RSNs were identified from the HCP data using outcomes from the minimal pre-processing pipeline of the resting state fMRI data that were provided by the HCP27. Minimal pre-processing of resting state fMRI data included corrections for spatial distortions caused by gradient nonlinearities, head motion, B0 distortion, denoising using FSL FIX48 and registration to the T1-weighted structural image. All transforms were concatenated together with the T1 to MNI standard space transformation and applied to the resting state fMRI data in a single resampling step to register the corrected fMRI data to MNI standard space. fMRI data were also temporally filtered with a high pass filter and then each subject’s fMRI data was analyzed using spatial ICA, with the MELODIC algorithm estimating the number of components. In the HCP framework, these ICA maps are used to denoise the fMRI data prior to any subsequent resting state analyses. In the present analysis, these single-subject ICA maps, from 20 participants, were fed together into a group ICA using FSL MELODIC to identify the collection of RSNs that were common to the group of subjects. The single-subject ICA maps were used for the group ICA instead of the original minimally-preprocessed resting state fMRI data simply to reduce computational load, which is much greater with HCP data due to the extremely high spatial and temporal resolution of the fMRI data (2 × 2 × 2 mm3 with 0.75 second sampling intervals, 15 minutes/run, 1200 volumes/run).

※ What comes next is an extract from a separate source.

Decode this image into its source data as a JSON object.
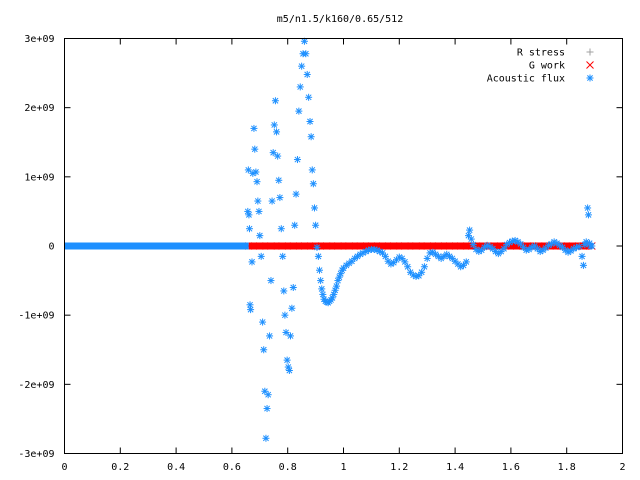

As an aside, this is the same order of magnitude of participants in the original study by Smith et al., which utilized resting state fMRI data from 36 participants.

Two ICAs were done, with the number of components fixed to twenty and seventy (as in Smith et al.) and RSNs that corresponded to the RSNs in Smith et al. were identified by visual inspection and spatial cross-correlation. For the 20-component ICA, the spatial cross-correlations between the HCP RSNs and the Smith RSNs (for 10 networks shown in Smith Fig. 1) ranged from 0.43–0.74 (except for the cerebellum network which was cut off in Smith’s data, but fully covered in the HCP data, resulting in a spatial cross correlation of 0.33). The spatial cross-correlations between HCP RSNs and HCP task networks (Fig. 1) ranged from 0.44–0.81. The minimum spatial correlation of 0.44 is even greater than the minimum reported in Smith et al., r = 0.25, and so is even more highly significant than p < 5 × 10−6 (although I did not estimate the actual p value since it’s not necessary given the high level of significance).